Mientras yo oía cómo se vanagloriaba, intentaba discernir cuáles eran sus debilidades. Ya había decidido que iba a matarle.

Al día siguiente llegamos a Yamagata. La ciudad había sufrido cuantiosos daños a causa de la tormenta, aparte de muchos muertos y una inmensa cantidad de cosechas perdidas. Casi tan grande como Hagi, Yamagata había sido la segunda ciudad en importancia del feudo Otori, hasta que fue entregada a los Tohan. El castillo había sido reconstruido y adjudicado a uno de los vasallos de Iida, pero la mayoría de los ciudadanos seguían considerándose Otori y la presencia del señor Shigeru era un motivo más de intranquilidad. Abe había abrigado la esperanza de llegar a Inuyama antes de que comenzara el Festival de los Muertos, y le irritaba estar atrapado en Yamagata. Hasta que terminase el festival, se consideraba que los viajes traían mala suerte, con la excepción de los desplazamientos a los templos y santuarios. Yo sabía que Shigeru sentía una profunda tristeza al pisar por vez primera el lugar donde había muerto su hermano.

—Cada vez que veo a uno de los Tohan, me pregunto si será uno de ellos -me confió aquella noche-, e imagino que ellos se preguntan por qué no han sido castigados y me desprecian porque les he permitido seguir vivos. ¡Ojalá pudiera matarlos a todos!

Nunca antes le había oído expresarse de forma tan impaciente.

—Entonces nunca podríamos llegar a Iida -repliqué-. En ese momento, cada uno de los insultos de los Tohan será vengado.

—Tus estudios te están haciendo muy sabio, Takeo -dijo él, con voz más ligera-. Te han dado sabiduría y autocontrol.

Al día siguiente, el señor Shigeru fue con Abe al castillo para ser recibido por el señor de la ciudad.

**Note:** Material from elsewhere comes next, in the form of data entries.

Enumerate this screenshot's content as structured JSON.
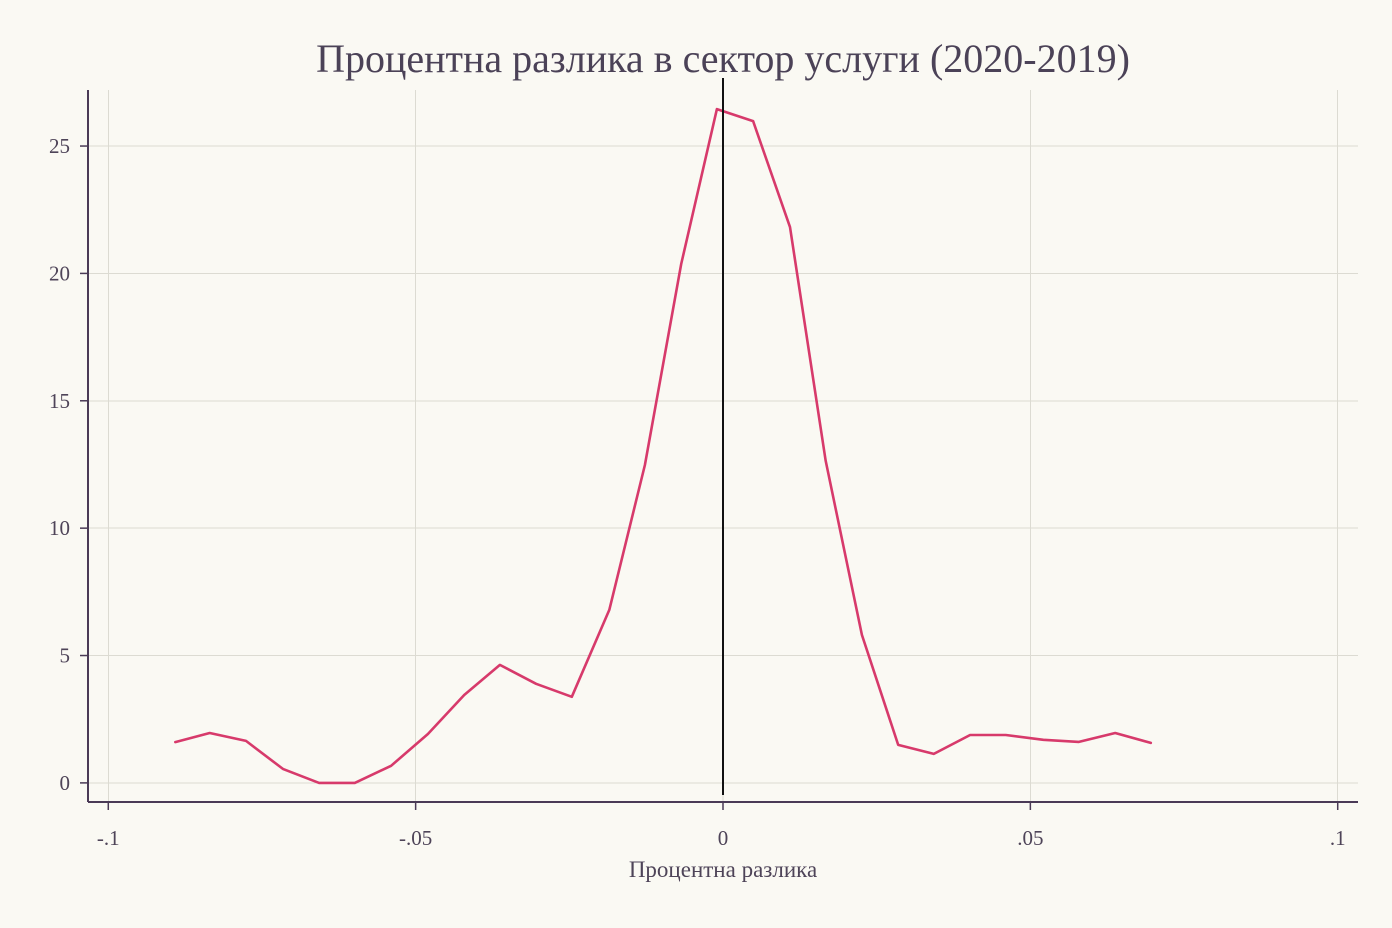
{
  "chart_data": {
    "type": "line",
    "title": "Процентна разлика в сектор услуги (2020-2019)",
    "xlabel": "Процентна разлика",
    "ylabel": "",
    "xlim": [
      -0.1033,
      0.1033
    ],
    "ylim": [
      -0.75,
      27.2
    ],
    "grid": true,
    "x_ticks": [
      {
        "value": -0.1,
        "label": "-.1"
      },
      {
        "value": -0.05,
        "label": "-.05"
      },
      {
        "value": 0,
        "label": "0"
      },
      {
        "value": 0.05,
        "label": ".05"
      },
      {
        "value": 0.1,
        "label": ".1"
      }
    ],
    "y_ticks": [
      {
        "value": 0,
        "label": "0"
      },
      {
        "value": 5,
        "label": "5"
      },
      {
        "value": 10,
        "label": "10"
      },
      {
        "value": 15,
        "label": "15"
      },
      {
        "value": 20,
        "label": "20"
      },
      {
        "value": 25,
        "label": "25"
      }
    ],
    "reference_line": {
      "x": 0,
      "color": "#111111"
    },
    "series": [
      {
        "color": "#d73a6b",
        "x": [
          -0.0891,
          -0.0835,
          -0.0776,
          -0.0716,
          -0.0657,
          -0.0599,
          -0.054,
          -0.048,
          -0.0421,
          -0.0363,
          -0.0304,
          -0.0246,
          -0.0185,
          -0.0127,
          -0.0068,
          -0.001,
          0.0049,
          0.0109,
          0.0167,
          0.0226,
          0.0285,
          0.0343,
          0.0402,
          0.046,
          0.0521,
          0.0579,
          0.0638,
          0.0696
        ],
        "y": [
          1.6,
          1.96,
          1.65,
          0.55,
          0.0,
          0.0,
          0.67,
          1.92,
          3.45,
          4.63,
          3.89,
          3.38,
          6.79,
          12.48,
          20.37,
          26.45,
          25.98,
          21.82,
          12.64,
          5.81,
          1.49,
          1.14,
          1.88,
          1.88,
          1.69,
          1.61,
          1.96,
          1.57
        ]
      }
    ],
    "colors": {
      "background": "#faf9f3",
      "axis": "#4a3a56",
      "grid": "#dcdbd2",
      "text": "#4e4458"
    }
  }
}
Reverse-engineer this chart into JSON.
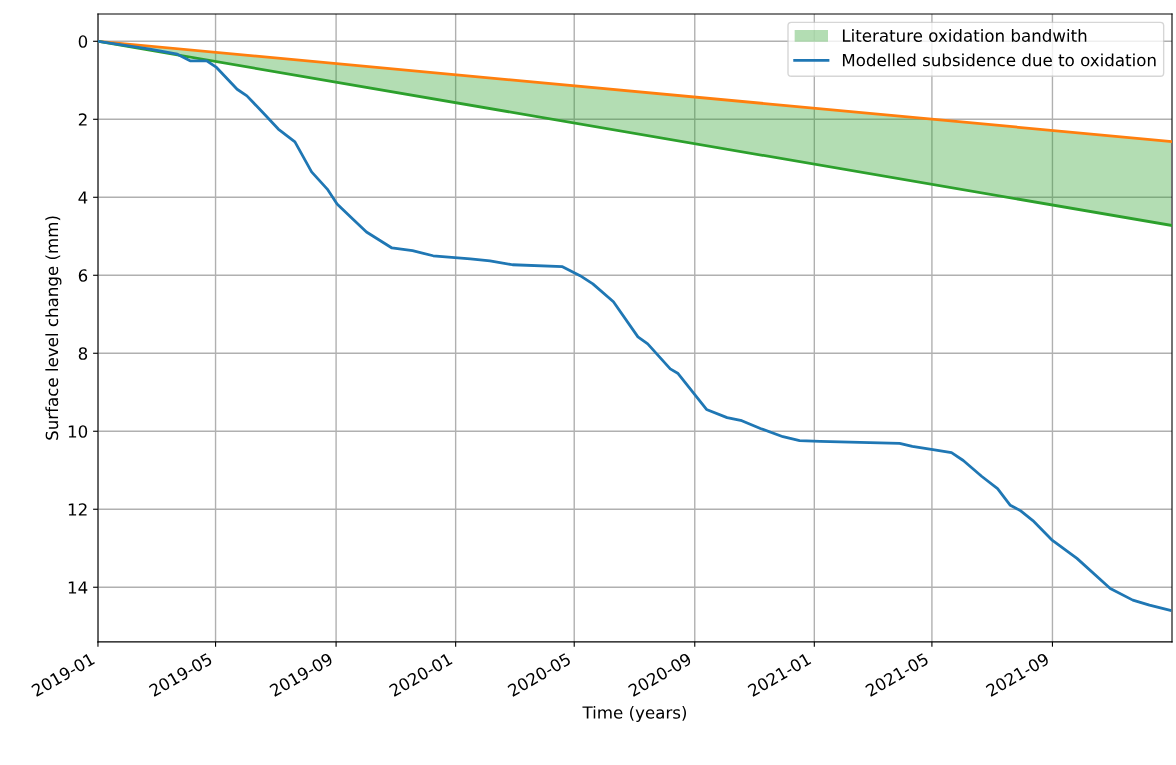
{
  "chart_data": {
    "type": "line",
    "xlabel": "Time (years)",
    "ylabel": "Surface level change (mm)",
    "xlim": [
      "2019-01-01",
      "2022-01-01"
    ],
    "ylim": [
      15.4,
      -0.7
    ],
    "xticks": [
      {
        "value": "2019-01-01",
        "label": "2019-01"
      },
      {
        "value": "2019-05-01",
        "label": "2019-05"
      },
      {
        "value": "2019-09-01",
        "label": "2019-09"
      },
      {
        "value": "2020-01-01",
        "label": "2020-01"
      },
      {
        "value": "2020-05-01",
        "label": "2020-05"
      },
      {
        "value": "2020-09-01",
        "label": "2020-09"
      },
      {
        "value": "2021-01-01",
        "label": "2021-01"
      },
      {
        "value": "2021-05-01",
        "label": "2021-05"
      },
      {
        "value": "2021-09-01",
        "label": "2021-09"
      }
    ],
    "yticks": [
      0,
      2,
      4,
      6,
      8,
      10,
      12,
      14
    ],
    "grid": true,
    "legend": "top right",
    "series": [
      {
        "color": "#ff7f0e",
        "x": [
          "2019-01-01",
          "2021-12-31"
        ],
        "values": [
          0,
          2.57
        ]
      },
      {
        "name": "Literature oxidation bandwith",
        "color": "#2ca02c",
        "x": [
          "2019-01-01",
          "2021-12-31"
        ],
        "values": [
          0,
          4.72
        ],
        "lower": [
          0,
          2.57
        ],
        "upper": [
          0,
          4.72
        ]
      },
      {
        "name": "Modelled subsidence due to oxidation",
        "color": "#1f77b4",
        "x": [
          "2019-01-01",
          "2019-02-23",
          "2019-03-23",
          "2019-04-05",
          "2019-04-22",
          "2019-05-02",
          "2019-05-23",
          "2019-06-02",
          "2019-06-18",
          "2019-07-04",
          "2019-07-21",
          "2019-08-07",
          "2019-08-23",
          "2019-09-02",
          "2019-09-18",
          "2019-10-02",
          "2019-10-28",
          "2019-11-18",
          "2019-12-09",
          "2020-01-16",
          "2020-02-05",
          "2020-02-28",
          "2020-04-19",
          "2020-05-07",
          "2020-05-20",
          "2020-06-10",
          "2020-07-05",
          "2020-07-15",
          "2020-08-07",
          "2020-08-15",
          "2020-09-13",
          "2020-10-04",
          "2020-10-19",
          "2020-11-07",
          "2020-11-30",
          "2020-12-17",
          "2021-01-07",
          "2021-03-29",
          "2021-04-11",
          "2021-05-02",
          "2021-05-21",
          "2021-06-02",
          "2021-06-21",
          "2021-07-07",
          "2021-07-20",
          "2021-07-30",
          "2021-08-12",
          "2021-09-01",
          "2021-09-26",
          "2021-10-30",
          "2021-11-22",
          "2021-12-09",
          "2021-12-30"
        ],
        "values": [
          0,
          0.2,
          0.33,
          0.5,
          0.5,
          0.67,
          1.23,
          1.4,
          1.82,
          2.25,
          2.58,
          3.35,
          3.79,
          4.17,
          4.56,
          4.89,
          5.3,
          5.37,
          5.5,
          5.58,
          5.63,
          5.73,
          5.78,
          6.01,
          6.22,
          6.68,
          7.58,
          7.76,
          8.4,
          8.52,
          9.44,
          9.65,
          9.73,
          9.93,
          10.14,
          10.24,
          10.26,
          10.31,
          10.39,
          10.47,
          10.55,
          10.75,
          11.16,
          11.47,
          11.9,
          12.03,
          12.29,
          12.8,
          13.26,
          14.03,
          14.33,
          14.46,
          14.59
        ]
      }
    ]
  }
}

Regresó más triste y alterado que nunca.

—Los Tohan quieren aplacar el malestar de la población culpando a los Ocultos de los desastres producidos por la tormenta -me dijo con brevedad-. Unos cuantos infelices mercaderes y campesinos fueron denunciados y arrestados, y algunos murieron bajo tortura. Cuatro de ellos han sido colgados en la muralla del castillo. Llevan allí tres días.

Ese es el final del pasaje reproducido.